Union protests as University turns down its offer

By Elisabeth S. Theodore, Crimson Staff Writer

The union that represents Harvard’s guards and the Progressive Student Labor Movement (PSLM) protested the University’s decision to turn down the union’s latest proposals for higher wages at a rally yesterday afternoon.

Police estimated that 50 students and union members met in front of Holyoke Center—home to Harvard’s Office of Labor and Employee Relations. They chanted and waved signs protesting Harvard’s conduct during ongoing negotiations with the guard union.

Through rain, protesters then marched around the Yard before concluding the rally in front of Mass. Hall.

Harvard and the union, which represents University security, museum and parking guards, are renegotiating wages following President Lawrence H. Summers’ January acceptance of the recommendations of the Harvard Committee on Employment and Contract Policies (HCECP).

Negotiators have met three times over the last month and have narrowed their differences over wages, although Harvard University Security, Parking and Museum Guards Union President Steve McCombe said that he has grown less optimistic about a quick conclusion.

The University’s latest proposal would set entry-level wages at $11.11 per hour, while the union is currently asking for $11.30.

According to Danny Meagher, a museum guard and union trustee, the current entry-level wage is $8.75 per hour.
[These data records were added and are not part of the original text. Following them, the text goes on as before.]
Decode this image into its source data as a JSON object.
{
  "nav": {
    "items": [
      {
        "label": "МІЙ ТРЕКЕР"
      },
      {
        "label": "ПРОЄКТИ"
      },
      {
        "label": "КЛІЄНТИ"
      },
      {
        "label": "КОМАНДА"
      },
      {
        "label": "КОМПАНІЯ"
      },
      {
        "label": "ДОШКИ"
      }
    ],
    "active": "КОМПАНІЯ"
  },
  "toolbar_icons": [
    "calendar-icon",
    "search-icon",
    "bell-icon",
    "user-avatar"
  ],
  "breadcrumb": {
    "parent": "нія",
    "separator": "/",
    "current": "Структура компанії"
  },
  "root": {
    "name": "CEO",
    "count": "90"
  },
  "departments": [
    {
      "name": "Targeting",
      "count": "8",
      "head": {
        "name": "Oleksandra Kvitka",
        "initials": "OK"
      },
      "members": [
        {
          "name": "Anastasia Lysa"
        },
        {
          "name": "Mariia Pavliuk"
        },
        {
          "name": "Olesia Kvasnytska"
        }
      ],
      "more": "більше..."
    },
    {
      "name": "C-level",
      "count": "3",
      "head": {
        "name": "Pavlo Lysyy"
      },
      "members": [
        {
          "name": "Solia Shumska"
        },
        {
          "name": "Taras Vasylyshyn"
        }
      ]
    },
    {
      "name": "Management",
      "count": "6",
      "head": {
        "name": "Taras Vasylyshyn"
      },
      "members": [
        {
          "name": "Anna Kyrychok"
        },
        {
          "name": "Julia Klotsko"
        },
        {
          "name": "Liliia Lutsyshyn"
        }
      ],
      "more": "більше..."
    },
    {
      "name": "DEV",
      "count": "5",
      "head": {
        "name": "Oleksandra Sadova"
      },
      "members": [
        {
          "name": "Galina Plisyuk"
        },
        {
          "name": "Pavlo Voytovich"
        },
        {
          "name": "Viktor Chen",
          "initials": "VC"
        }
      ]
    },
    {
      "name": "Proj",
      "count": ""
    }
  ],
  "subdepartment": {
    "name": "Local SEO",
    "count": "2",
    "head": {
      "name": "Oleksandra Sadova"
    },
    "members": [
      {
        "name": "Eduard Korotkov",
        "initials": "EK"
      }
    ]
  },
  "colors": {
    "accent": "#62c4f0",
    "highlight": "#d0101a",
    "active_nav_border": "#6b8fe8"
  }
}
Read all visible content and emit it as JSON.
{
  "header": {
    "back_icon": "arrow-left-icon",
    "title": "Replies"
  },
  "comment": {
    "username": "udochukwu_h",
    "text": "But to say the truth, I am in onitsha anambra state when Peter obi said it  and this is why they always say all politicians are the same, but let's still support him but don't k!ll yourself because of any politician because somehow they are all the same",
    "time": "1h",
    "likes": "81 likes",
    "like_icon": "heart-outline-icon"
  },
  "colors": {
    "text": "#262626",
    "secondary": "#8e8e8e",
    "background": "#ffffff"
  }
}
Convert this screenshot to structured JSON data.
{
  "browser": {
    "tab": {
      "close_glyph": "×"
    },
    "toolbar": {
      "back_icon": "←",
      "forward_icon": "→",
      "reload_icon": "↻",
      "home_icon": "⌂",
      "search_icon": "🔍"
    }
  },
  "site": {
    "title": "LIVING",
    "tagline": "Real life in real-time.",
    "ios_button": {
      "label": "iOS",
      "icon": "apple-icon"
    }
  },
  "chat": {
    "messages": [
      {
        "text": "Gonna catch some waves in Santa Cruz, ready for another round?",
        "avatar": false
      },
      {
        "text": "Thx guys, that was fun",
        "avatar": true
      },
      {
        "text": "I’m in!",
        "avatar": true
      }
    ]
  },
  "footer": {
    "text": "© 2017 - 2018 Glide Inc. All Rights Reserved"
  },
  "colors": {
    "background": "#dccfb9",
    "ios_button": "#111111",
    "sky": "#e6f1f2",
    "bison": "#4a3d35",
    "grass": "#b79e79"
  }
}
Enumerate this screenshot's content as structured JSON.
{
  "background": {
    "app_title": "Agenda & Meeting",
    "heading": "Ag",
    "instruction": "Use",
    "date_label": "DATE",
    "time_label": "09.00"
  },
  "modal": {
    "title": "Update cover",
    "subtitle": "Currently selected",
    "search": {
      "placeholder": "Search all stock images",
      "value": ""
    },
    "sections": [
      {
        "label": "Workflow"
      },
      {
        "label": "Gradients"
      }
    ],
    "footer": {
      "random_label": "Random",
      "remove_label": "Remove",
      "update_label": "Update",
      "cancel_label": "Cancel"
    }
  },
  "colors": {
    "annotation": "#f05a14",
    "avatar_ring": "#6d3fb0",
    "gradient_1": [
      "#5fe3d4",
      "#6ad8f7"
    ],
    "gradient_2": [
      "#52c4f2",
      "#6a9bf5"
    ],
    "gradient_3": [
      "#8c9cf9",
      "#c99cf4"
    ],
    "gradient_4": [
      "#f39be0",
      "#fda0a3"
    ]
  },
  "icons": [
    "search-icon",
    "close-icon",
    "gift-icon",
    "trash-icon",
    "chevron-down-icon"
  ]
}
Security, museum and parking guards earned a median hourly wage of $9.76 in September 2001.

McCombe said that the raises would be the first in six years for Harvard security guards.

David A. Jones, who directs the Office of Labor and Employee Relations, said negotiations had been “positive” and said he expected to reach a settlement soon.

“There are very significant increases on the table right now,” he said. “A large number of employees would see immediate increases upwards of 25 percent.”

Lead union negotiator Matthew Levy also expressed hope that the sides would settle at their next meeting, scheduled for May 7.

“All we’ve done is gotten closer—unfortunately the place we’re at now is a place we think is middle ground,” he said. “We’re hoping they’ll realize what we’re asking is reasonable.”

In February, Harvard’s janitors won starting wages of $11.35 per hour, in the first contract negotiations following the HCECP report. Members of the guards union said they are seeking wages that are at least in line with those of the other union.

“They don’t think we’re as important as the janitors, and we put ourselves between the art and anyone who wants to attack it,” said museum guard Paula Ross, who attended the protest.

PSLM member Daniel DiMaggio ’03 said he believed the University was trying to “sneak by all these other negotiations” following contentious talks with the janitors union, a six-week long process during which nine protestors were arrested for blocking traffic in an act of civil disobedience.

DiMaggio said yesterday’s protest was held to bring attention to the negotiations with the guards.

But Jones called protests the “fashionable thing to do these days” and said they only distracted the negotiators from discussions at the table.

Levy said while the union currently has no plans for future protests in the hopes that talks will conclude May 7, he has asked PSLM members to prepare for the possibility of a rally in two weeks.

The guards union formed in 1996 after security, museum and parking guards chose to break off from Service Employees International Union. Security guards worked without a contract until 1999, when they reached a settlement that many felt was unfair because it did not include wage hikes.

In the late 1990s, many of the longest-serving guards accepted a contract buyout package from Harvard, which has decided to outsource most of its security guards. Partially as a result of the departure of those higher-paid employees, median inflation-adjusted hourly wages for security guards declined from $14.31 in 1994 to $11.97 in 2001.

Under the HCECP’s recommendations, Harvard’s outsourced and directly-employed guards must receive equal compensation.

Although the current talks only involve wages, Harvard will renegotiate all provisions of the 1999 contract when it expires in June 2003.